Aquella mañana
tuve la tentación de regar con cloroformo
aquella margarita que te disponías a oler
para después deshojar
y así poderte observar
durante más de una hora
sin que me lanzaras algún reproche
o sin que me apartases la mirada
o sin que te marchases
con todo lo que ello conllevaba.
Sospechaba que mis margaritas son adictas a los noes
y a ti no te hace falta una margarita,
ni si quiera un ramo de flores con dedicatoria perfumada,
para saber que a ti los síes te brillan en neón cada noche
y que se convierten en suspiros por el día
todas las mañanas cuando vas a comprar el pan.
Síes o noes, ¿de cuál eres tú más?,
me preguntaste mientras deshojabas
con la sonrisa de una niña inocente
que en su puta vida ha resquebrajado un corazón.

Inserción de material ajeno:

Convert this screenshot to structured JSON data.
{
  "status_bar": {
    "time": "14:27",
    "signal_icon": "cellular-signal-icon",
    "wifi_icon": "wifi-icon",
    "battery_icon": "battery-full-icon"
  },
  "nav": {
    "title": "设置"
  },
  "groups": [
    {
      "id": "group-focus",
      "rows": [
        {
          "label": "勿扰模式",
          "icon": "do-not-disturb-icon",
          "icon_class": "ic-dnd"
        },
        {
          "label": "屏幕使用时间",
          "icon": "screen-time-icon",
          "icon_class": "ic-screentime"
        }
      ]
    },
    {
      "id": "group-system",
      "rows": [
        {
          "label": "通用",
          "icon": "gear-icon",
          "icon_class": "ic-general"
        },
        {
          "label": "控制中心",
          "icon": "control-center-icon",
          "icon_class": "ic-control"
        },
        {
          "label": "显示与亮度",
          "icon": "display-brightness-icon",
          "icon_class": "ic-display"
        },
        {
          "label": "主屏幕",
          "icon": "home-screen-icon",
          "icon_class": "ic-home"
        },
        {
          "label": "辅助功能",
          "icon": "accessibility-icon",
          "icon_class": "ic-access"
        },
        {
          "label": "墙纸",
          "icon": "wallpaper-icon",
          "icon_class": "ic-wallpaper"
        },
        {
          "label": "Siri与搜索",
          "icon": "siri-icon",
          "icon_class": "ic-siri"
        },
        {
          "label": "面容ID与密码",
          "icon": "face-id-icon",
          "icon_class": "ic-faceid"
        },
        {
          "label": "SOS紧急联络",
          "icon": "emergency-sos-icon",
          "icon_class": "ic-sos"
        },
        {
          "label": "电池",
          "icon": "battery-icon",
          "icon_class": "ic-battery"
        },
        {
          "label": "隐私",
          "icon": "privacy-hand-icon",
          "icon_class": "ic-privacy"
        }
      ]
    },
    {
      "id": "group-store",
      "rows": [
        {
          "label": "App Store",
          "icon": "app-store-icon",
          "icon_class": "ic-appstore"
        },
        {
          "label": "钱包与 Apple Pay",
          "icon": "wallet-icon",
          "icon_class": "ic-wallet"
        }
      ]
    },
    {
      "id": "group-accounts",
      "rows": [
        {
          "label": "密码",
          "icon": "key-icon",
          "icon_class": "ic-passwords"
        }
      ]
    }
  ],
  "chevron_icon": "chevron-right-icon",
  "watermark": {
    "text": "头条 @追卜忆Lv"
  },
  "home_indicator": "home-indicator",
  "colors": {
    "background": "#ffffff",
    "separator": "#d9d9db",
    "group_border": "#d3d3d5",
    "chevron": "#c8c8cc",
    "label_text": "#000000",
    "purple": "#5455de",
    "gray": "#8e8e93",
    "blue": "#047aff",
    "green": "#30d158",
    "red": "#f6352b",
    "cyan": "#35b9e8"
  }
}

Aunque esa inocencia se desdibujaba fugazmente
cuando bajaba la mirada y veía tu escote de revivir a muertos,
con esos pechos que nunca supieron de Newton
ni de sus leyes.
Síes o noes…
pensé yo en voz alta
mientras deshojaba aquella margarita con tu nombre
y con sentencia de vida o de muerte en su pétalo final.
Sí, no, sí, no, sí, no, sí…
No.
- Síes o noes, en cualquier caso margaritas.